The big reveal is still months away—we’ll see it IRL around the time the U.S. elects its next president—but H&M has shared three looks from its upcoming Kenzo collaboration with Vogue.com today. Given Kenzo Takada’s penchant for clashing patterns and textures and current creative directors Carol Lim and Humberto Leon’s own lively work at the label, the lineup is plenty colorful. In fact, the tiger stripes that figure in all of these images are based on archival prints. “Lots of customers only know the side of Kenzo we worked on,” said Leon by phone from Malibu, where he’s vacationing with his family. “But we’re celebrating the brand’s 50th anniversary. We’ve kept Kenzo Takada close to our hearts; he comes to all our shows. We want to do something that makes him feel proud.”

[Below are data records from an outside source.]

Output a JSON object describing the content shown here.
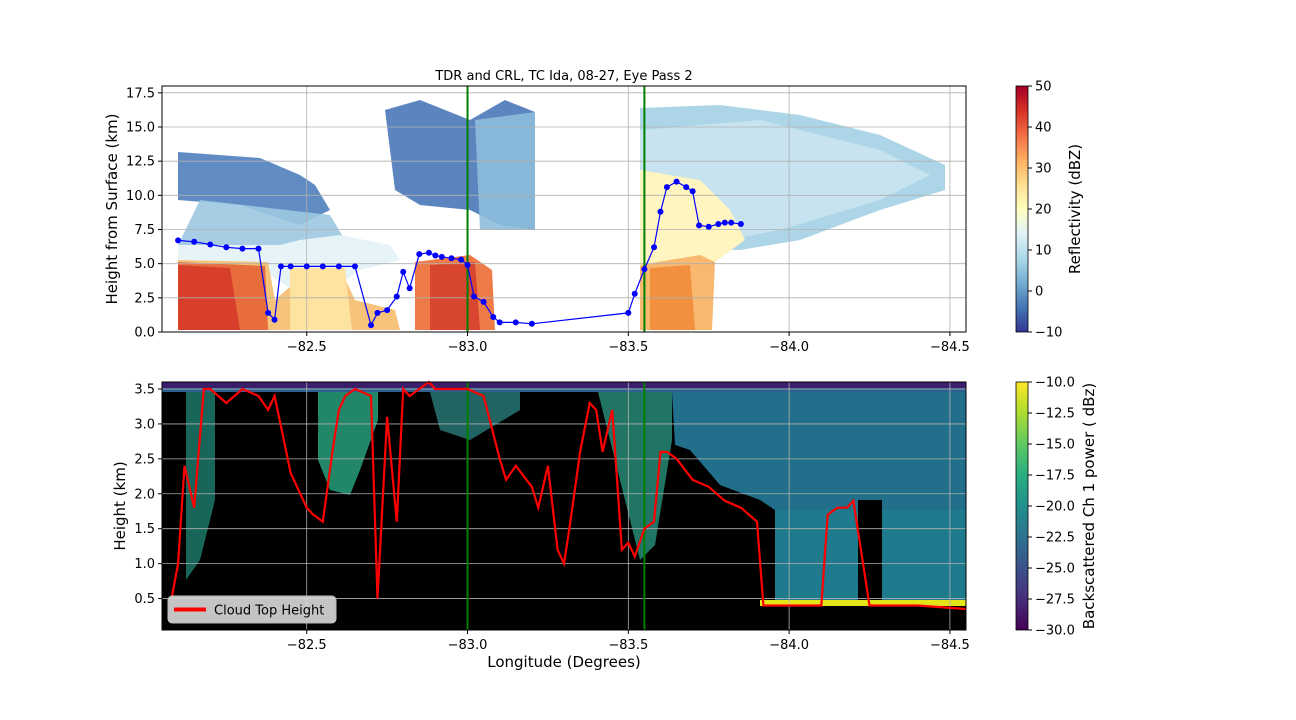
{
  "chart_data": [
    {
      "type": "heatmap",
      "title": "TDR and CRL, TC Ida, 08-27, Eye Pass 2",
      "xlabel": "",
      "ylabel": "Height from Surface (km)",
      "xlim": [
        -82.05,
        -84.55
      ],
      "ylim": [
        0,
        18
      ],
      "x_ticks": [
        -82.5,
        -83.0,
        -83.5,
        -84.0,
        -84.5
      ],
      "x_tick_labels": [
        "−82.5",
        "−83.0",
        "−83.5",
        "−84.0",
        "−84.5"
      ],
      "y_ticks": [
        0,
        2.5,
        5,
        7.5,
        10,
        12.5,
        15,
        17.5
      ],
      "y_tick_labels": [
        "0.0",
        "2.5",
        "5.0",
        "7.5",
        "10.0",
        "12.5",
        "15.0",
        "17.5"
      ],
      "grid": true,
      "vertical_lines": [
        -83.0,
        -83.55
      ],
      "colorbar": {
        "label": "Reflectivity (dBZ)",
        "range": [
          -10,
          50
        ],
        "ticks": [
          -10,
          0,
          10,
          20,
          30,
          40,
          50
        ],
        "tick_labels": [
          "−10",
          "0",
          "10",
          "20",
          "30",
          "40",
          "50"
        ],
        "colormap": [
          "#313695",
          "#4575b4",
          "#74add1",
          "#abd9e9",
          "#e0f3f8",
          "#ffffbf",
          "#fee090",
          "#fdae61",
          "#f46d43",
          "#d73027",
          "#a50026"
        ]
      },
      "series": [
        {
          "name": "Echo top",
          "color": "#0000ff",
          "x": [
            -82.1,
            -82.15,
            -82.2,
            -82.25,
            -82.3,
            -82.35,
            -82.38,
            -82.4,
            -82.42,
            -82.45,
            -82.5,
            -82.55,
            -82.6,
            -82.65,
            -82.7,
            -82.72,
            -82.75,
            -82.78,
            -82.8,
            -82.82,
            -82.85,
            -82.88,
            -82.9,
            -82.92,
            -82.95,
            -82.98,
            -83.0,
            -83.02,
            -83.05,
            -83.08,
            -83.1,
            -83.15,
            -83.2,
            -83.5,
            -83.52,
            -83.55,
            -83.58,
            -83.6,
            -83.62,
            -83.65,
            -83.68,
            -83.7,
            -83.72,
            -83.75,
            -83.78,
            -83.8,
            -83.82,
            -83.85
          ],
          "y": [
            6.7,
            6.6,
            6.4,
            6.2,
            6.1,
            6.1,
            1.4,
            0.9,
            4.8,
            4.8,
            4.8,
            4.8,
            4.8,
            4.8,
            0.5,
            1.4,
            1.6,
            2.6,
            4.4,
            3.2,
            5.7,
            5.8,
            5.6,
            5.5,
            5.4,
            5.3,
            4.9,
            2.6,
            2.2,
            1.1,
            0.7,
            0.7,
            0.6,
            1.4,
            2.8,
            4.6,
            6.2,
            8.8,
            10.6,
            11.0,
            10.6,
            10.3,
            7.8,
            7.7,
            7.9,
            8.0,
            8.0,
            7.9
          ]
        }
      ]
    },
    {
      "type": "heatmap",
      "title": "",
      "xlabel": "Longitude (Degrees)",
      "ylabel": "Height (km)",
      "xlim": [
        -82.05,
        -84.55
      ],
      "ylim": [
        0.05,
        3.6
      ],
      "x_ticks": [
        -82.5,
        -83.0,
        -83.5,
        -84.0,
        -84.5
      ],
      "x_tick_labels": [
        "−82.5",
        "−83.0",
        "−83.5",
        "−84.0",
        "−84.5"
      ],
      "y_ticks": [
        0.5,
        1.0,
        1.5,
        2.0,
        2.5,
        3.0,
        3.5
      ],
      "y_tick_labels": [
        "0.5",
        "1.0",
        "1.5",
        "2.0",
        "2.5",
        "3.0",
        "3.5"
      ],
      "grid": true,
      "vertical_lines": [
        -83.0,
        -83.55
      ],
      "legend": {
        "position": "lower-left",
        "label": "Cloud Top Height"
      },
      "colorbar": {
        "label": "Backscattered Ch 1 power ( dBz)",
        "range": [
          -30,
          -10
        ],
        "ticks": [
          -30,
          -27.5,
          -25,
          -22.5,
          -20,
          -17.5,
          -15,
          -12.5,
          -10
        ],
        "tick_labels": [
          "−30.0",
          "−27.5",
          "−25.0",
          "−22.5",
          "−20.0",
          "−17.5",
          "−15.0",
          "−12.5",
          "−10.0"
        ],
        "colormap": [
          "#440154",
          "#472d7b",
          "#3b528b",
          "#2c728e",
          "#21918c",
          "#28ae80",
          "#5ec962",
          "#addc30",
          "#fde725"
        ]
      },
      "series": [
        {
          "name": "Cloud Top Height",
          "color": "#ff0000",
          "x": [
            -82.08,
            -82.1,
            -82.12,
            -82.15,
            -82.18,
            -82.2,
            -82.25,
            -82.3,
            -82.35,
            -82.38,
            -82.4,
            -82.45,
            -82.48,
            -82.5,
            -82.52,
            -82.55,
            -82.58,
            -82.6,
            -82.62,
            -82.65,
            -82.7,
            -82.72,
            -82.75,
            -82.78,
            -82.8,
            -82.82,
            -82.85,
            -82.88,
            -82.9,
            -82.95,
            -83.0,
            -83.05,
            -83.1,
            -83.12,
            -83.15,
            -83.2,
            -83.22,
            -83.25,
            -83.28,
            -83.3,
            -83.32,
            -83.35,
            -83.38,
            -83.4,
            -83.42,
            -83.45,
            -83.48,
            -83.5,
            -83.52,
            -83.55,
            -83.58,
            -83.6,
            -83.62,
            -83.65,
            -83.7,
            -83.75,
            -83.8,
            -83.85,
            -83.9,
            -83.92,
            -84.1,
            -84.12,
            -84.15,
            -84.18,
            -84.2,
            -84.25,
            -84.3,
            -84.4,
            -84.55
          ],
          "y": [
            0.5,
            1.0,
            2.4,
            1.8,
            3.5,
            3.5,
            3.3,
            3.5,
            3.4,
            3.2,
            3.4,
            2.3,
            2.0,
            1.8,
            1.7,
            1.6,
            2.6,
            3.2,
            3.4,
            3.5,
            3.4,
            0.5,
            3.1,
            1.6,
            3.5,
            3.4,
            3.5,
            3.6,
            3.5,
            3.5,
            3.5,
            3.4,
            2.5,
            2.2,
            2.4,
            2.1,
            1.8,
            2.4,
            1.2,
            1.0,
            1.6,
            2.6,
            3.3,
            3.2,
            2.6,
            3.2,
            1.2,
            1.3,
            1.1,
            1.5,
            1.6,
            2.6,
            2.6,
            2.5,
            2.2,
            2.1,
            1.9,
            1.8,
            1.6,
            0.4,
            0.4,
            1.7,
            1.8,
            1.8,
            1.9,
            0.4,
            0.4,
            0.4,
            0.35
          ]
        }
      ]
    }
  ]
}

That extends beyond the vibe of the clothes. Takada, like Lim and Leon after him, was an outsider in Paris. He arrived in the mid-’60s, around the time that Yves Saint Laurent was shaking up the old-school haute couture system with his Rive Gauche ready-to-wear. The Japanese-born designer presented his own version of streetwear, and made a point of putting on runway shows that reflected real life. Inclusivity and individuality were guiding principles in the Kenzo collections of the 1970s. Riffing on that concept for the H&M collaboration lookbook, rather than casting professional models, Leon and Lim have recruited friends and influencers: “People we admire, icons in their own fields, people who are influential beyond their fashion sensibility,” said Leon. Pictured here are Amy Sall, an activist and founder of SUNU: Journal of African Affairs, Critical Thought + Aesthetics, and artist and poet Juliana Huxtable; Oko Ebombo, a music and performance artist; and Isamaya Ffrench, a makeup artist and member of the London-based collective Theo Adams Company.
“This is just the beginning,” said Leon of the lookbook stars. “We really put our heart and soul into how it will look. We just love what they do.”